Answer: Based on the information provided, PSD would investigate whether the packer is consistently treating you less favorably than other similar producers and if that treatment rises to the level of an undue prejudice. PSD may also investigate whether the packer is providing a preference to your neighbor that cannot be justified as cost savings, meeting a competitor’s price or terms, or as a reasonable business decision. In furtherance of policy set out in the Agricultural Fair Practices Act of 1967 (7 U.S.C. §2301 et seq.), PSD generally would not view cost savings to include circumstances where multiple producers can meet reasonable terms of delivery on a cooperative or aggregated basis.
Question: The beef packer that I sell fed cattle to on a negotiated basis routinely offers higher negotiated prices for cattle of the same quality to a feeder whose cattle are certified as organic. My cattle are not certified as organic. Since the quality of the cattle, including yield grade, is the same as the organic cattle, does the premium paid for the organic cattle constitute an undue preference or advantage?
Answer: Based on the information provided, no. Products with special characteristics, e.g. organic, generally have higher retail prices. Therefore, packers are willing to pay more for cattle that are certified as organic.

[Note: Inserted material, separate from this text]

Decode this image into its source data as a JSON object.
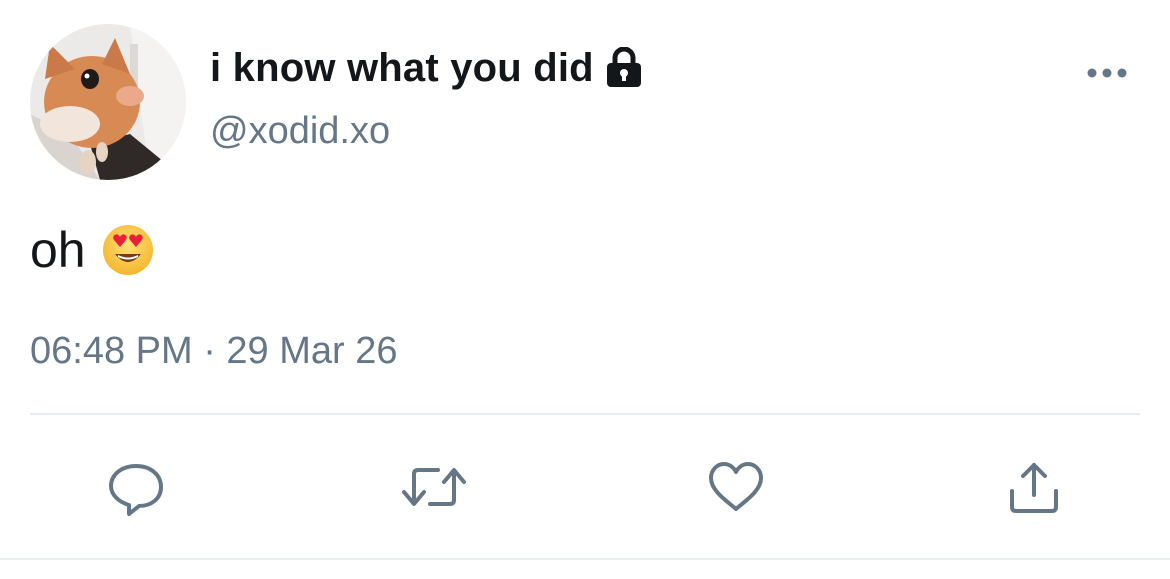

Question: I grow hogs on a contract basis. I believe that the waste from many of the neighboring growing structures is being handled improperly, resulting in what I believe could be air and water pollution violations. I spoke to my state legislator at a community town hall, and recently, I shared my concerns with a reporter. I think my swine contractor knows I have spoken up to the government and the media about the pollution. As my contract is nearing renewal time, if my swine contractor proposes a less favorable formula for my hogs, is this a violation under the Packers and Stockyards Act?
Answer: Possibly. PSD would investigate if the swine contractor was retaliating against you based on concerns regarding redress of grievances through governmental agencies or legislative representatives, or with exercising freedoms of press or association, regarding compliance with environment laws. As the December 2020 final rule noted, “Farmers have the right to file complaints regarding wrongdoing, speak with media and elected officials, and form and join farmer associations. If retaliation occurs, there is likely discrimination, which may be unlawful under the P&S Act or other laws.”
Question: How do I report what I believe may be a violation of the P&S Act?
Answer: PSD has a toll-free hotline that you can call to voice complaints or concerns. You can make anonymous or confidential complaints. Although you will need to leave your name and contact information so that PSD can call you back, .PSD will not disclose the name of a person who is complaining without the person’s authorization. The hotline number is 1-833-DIAL PSD (1-833-342-5773).
You can also contact the PSD Headquarters Office at (202) 720-7051 or PSDWashingtonDC@usda.gov, or any of the three PSD regional offices. You can reach the Eastern Regional office at (404) 562-5840 or PSDAtlantaGA@usda.gov, the Midwestern Regional Office at (515) 323-2579 or PSDDesMoinesIA@usda.gov, or the Western Regional Office at (303) 375-4240 or PSDDenverCO@usda.gov.
Question: Where can I find more information about how the Packers and Stockyards Act protects me? How can I offer views about what should be done?
- For general information about P&S Act and regulations, you can visit https://www.ams.usda.gov/services/enforcement/psd.
- If you have a specific question, or wish to share your views on regulations or on these FAQs, contact the Headquarters Office at (202) 720-7051 or PSDWashingtonDC@usda.gov. You may also write to the Chief Legal Officer, Packers and Stockyards Division, Rm. 2097-S, STOP 3601 1400 Independence Ave. SW, Washington, DC. 20250-3601.
USDA may update Packers and Stockyards Act FAQs from time to time.